Your nursing career can get stalled when you hit a ceiling effect. The ceiling effect occurs about 2-3 years after starting a new role.
Your nursing career can get stalled when you hit a ceiling effect. The ceiling effect occurs about 2–3 years after starting a new role.
When nurses transition into their role there is a very steep learning curve and a specialty knowledge deficit that needs to be bridged. Nurses need to be given the tools to amass and synthesize large quantities of information.
Then after about three years, the nurse reaches a plateau in his/her career. Nurses hit a career ceiling very early on. When they start asking what is next the path seems very narrow and limited. The choices seem to be either you accept your ceiling height or you can go into academics and teach.
Nurses who accept their ceiling height become highly valued subject matter experts (SMEs) at their local facility. The problem with highly valued SMEs who have been in the position for a long time, they tend to become rigid in their thinking and they may even burn out.
They get tired of the constant rotation of interns, new nurses, hospital/office policies that don’t make sense but no one can change, the constant upgrades in computer systems and workflows, etc. Many times the SMEs can become bitter and unapproachable.
This change isn’t always the case, many SMEs are able to evolve their careers and practices by extending themselves beyond just their facility, through local/state/national organizations and being able to find new ways to reinvent their current positions.
The key is to find ways to inject new opportunities into your nursing career. tweet this
Nurses who get antsy with the ceiling effect but have no clear pathway may consider academics or additional degrees. But academics aren’t for everyone. More degrees may help open some doors, but a similar effect seems to occur at each level I’ve been in, from RN to NP to PhD.
Those nurses who are antsy but don’t want to go into academics tend to wander from job to job looking for a challenging career and new opportunities. Unfortunately, just changing specialties will provide only a temporizing effect. Simply put, moving from one specialty to another is a lateral move.
Being a neurosurgery nurse isn’t more challenging or prestigious than being an orthopedic nurse or a Palliative Care nurse, it’s just different.
A nurse who makes a lateral move in a specialty will hit the ceiling effect again, but this time it will be faster—maybe even within six months. The learning curve going from inpatient to outpatient or vice versa maybe six months or a little longer like 9–12 months, but still rapid compared to new grad Nurses.
So what can you do to revitalize your nursing career or open up opportunities for yourself?
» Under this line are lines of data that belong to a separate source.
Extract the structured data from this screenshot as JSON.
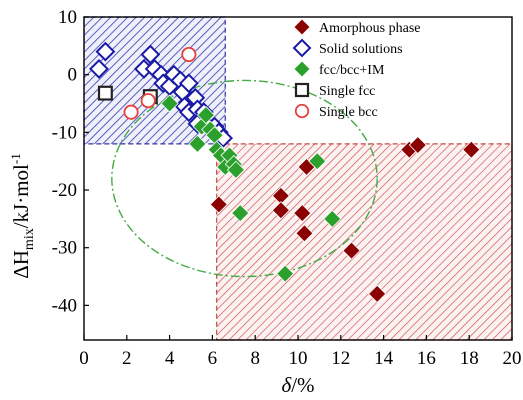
{
  "chart_data": {
    "type": "scatter",
    "title": "",
    "xlabel": "δ/%",
    "ylabel": "ΔH_mix/kJ·mol⁻¹",
    "xlim": [
      0,
      20
    ],
    "ylim": [
      -46,
      10
    ],
    "x_ticks": [
      "0",
      "2",
      "4",
      "6",
      "8",
      "10",
      "12",
      "14",
      "16",
      "18",
      "20"
    ],
    "x_tick_values": [
      0,
      2,
      4,
      6,
      8,
      10,
      12,
      14,
      16,
      18,
      20
    ],
    "y_ticks": [
      "10",
      "0",
      "-10",
      "-20",
      "-30",
      "-40"
    ],
    "y_tick_values": [
      10,
      0,
      -10,
      -20,
      -30,
      -40
    ],
    "grid": false,
    "legend_position": "top-right",
    "regions": [
      {
        "name": "solid-solution-region",
        "x": [
          0,
          6.6
        ],
        "y": [
          -12,
          10
        ],
        "color": "#3333aa",
        "fill": "hatch"
      },
      {
        "name": "amorphous-region",
        "x": [
          6.2,
          20
        ],
        "y": [
          -12,
          -46
        ],
        "color": "#cc4444",
        "fill": "hatch"
      }
    ],
    "ellipse": {
      "center": [
        7.5,
        -18
      ],
      "radii": [
        6.2,
        17
      ],
      "color": "#44aa44",
      "style": "dash-dot"
    },
    "series": [
      {
        "name": "Amorphous phase",
        "marker": "diamond-filled",
        "color": "#8b0000",
        "points": [
          [
            6.3,
            -22.5
          ],
          [
            9.2,
            -21
          ],
          [
            9.2,
            -23.5
          ],
          [
            10.2,
            -24
          ],
          [
            10.3,
            -27.5
          ],
          [
            10.4,
            -16
          ],
          [
            12.5,
            -30.5
          ],
          [
            13.7,
            -38
          ],
          [
            15.2,
            -13
          ],
          [
            15.6,
            -12.2
          ],
          [
            18.1,
            -13
          ]
        ]
      },
      {
        "name": "Solid solutions",
        "marker": "diamond-open",
        "color": "#1a1aa6",
        "points": [
          [
            0.7,
            1
          ],
          [
            1.0,
            4
          ],
          [
            2.8,
            1
          ],
          [
            3.1,
            3.5
          ],
          [
            3.3,
            1
          ],
          [
            3.6,
            0
          ],
          [
            3.7,
            -1.5
          ],
          [
            4.0,
            -2
          ],
          [
            4.2,
            0
          ],
          [
            4.5,
            -1
          ],
          [
            4.6,
            -3
          ],
          [
            4.7,
            -5.5
          ],
          [
            4.9,
            -1.5
          ],
          [
            4.9,
            -6.5
          ],
          [
            5.2,
            -4
          ],
          [
            5.3,
            -6
          ],
          [
            5.3,
            -8.5
          ],
          [
            5.6,
            -6.5
          ],
          [
            5.8,
            -9
          ],
          [
            6.1,
            -9
          ],
          [
            6.3,
            -10
          ],
          [
            6.5,
            -11
          ]
        ]
      },
      {
        "name": "fcc/bcc+IM",
        "marker": "diamond-filled",
        "color": "#2ca02c",
        "points": [
          [
            4.0,
            -5
          ],
          [
            5.3,
            -12
          ],
          [
            5.5,
            -9
          ],
          [
            5.7,
            -7
          ],
          [
            5.9,
            -9.5
          ],
          [
            6.1,
            -10.5
          ],
          [
            6.2,
            -13
          ],
          [
            6.4,
            -14
          ],
          [
            6.6,
            -16
          ],
          [
            6.8,
            -14
          ],
          [
            7.0,
            -15.5
          ],
          [
            7.1,
            -16.5
          ],
          [
            7.3,
            -24
          ],
          [
            9.4,
            -34.5
          ],
          [
            10.9,
            -15
          ],
          [
            11.6,
            -25
          ]
        ]
      },
      {
        "name": "Single fcc",
        "marker": "square-open",
        "color": "#222222",
        "points": [
          [
            1.0,
            -3.2
          ],
          [
            3.1,
            -3.8
          ]
        ]
      },
      {
        "name": "Single bcc",
        "marker": "circle-open",
        "color": "#e8413a",
        "points": [
          [
            2.2,
            -6.5
          ],
          [
            3.0,
            -4.5
          ],
          [
            4.9,
            3.5
          ]
        ]
      }
    ]
  }
}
First, you have to decide what you want to be when you grow up all over again. Being a nurse is a great identity to have. But what other areas of interest do you have?
The trick is going to be to take your RN identities and combine them with another subject matter. This position will give you a unique perspective and a fresh opinion.
Use your training as a nurse to leverage opportunities both inside and outside of medicine. For instance, if you enjoy endless meetings and projects, you might want to go into hospital administration.
If you like informatics and techy-stuff, you might want to go into any number of positions within EMR systems, telemedicine start-ups. If you like business look for positions within retail and urgent care systems.
You don’t necessarily have to get another degree to do a different field, but going back to school might make your current position not feel as suffocating while you figure out what you want to do. Think MBA, JD, MHA, MPH, PhD, DNP.
If you like arts and literature there is a huge movement in narrative medicine that nurses could contribute significantly to.
If you don’t want another degree to consider fellowships in various areas as well. I did an ethics internship at the World Health Organization for an entire summer. Janice Miller, one of my podcast guests did a health policy fellowship through AACN. Work at the International Council of Nurses, get heavily involved in your national specialty associations or look into legal nurse consulting.
Nurses who are really ready to get out of their comfort zone, consider turning your expertise into actionable knowledge as an entrepreneur. tweet this
An NP run clinic isn’t the only entrepreneurial idea that exists for Nurses. Consider digitializing your knowledge and teaching through membership sites, write books, start a product line. Sell services and/or products.
Once you get antsy as a Nurse it’s quite likely you have attained a level of expertise in a subject area. You should strongly consider how to harness this knowledge, package it and sell it.
Lastly, you will never know what type of opportunities exist for Nurses unless you get out there and check them out. If you don’t know what kind of career you want, it’s ok to experiment.
Try a managerial position for a while, you can always come back to patient care. A nurse is a nurse. You can be retrained in medicine or any specialty, but think how much value you bring back with experience in human resources, project management, legal review, or whatever field you go into.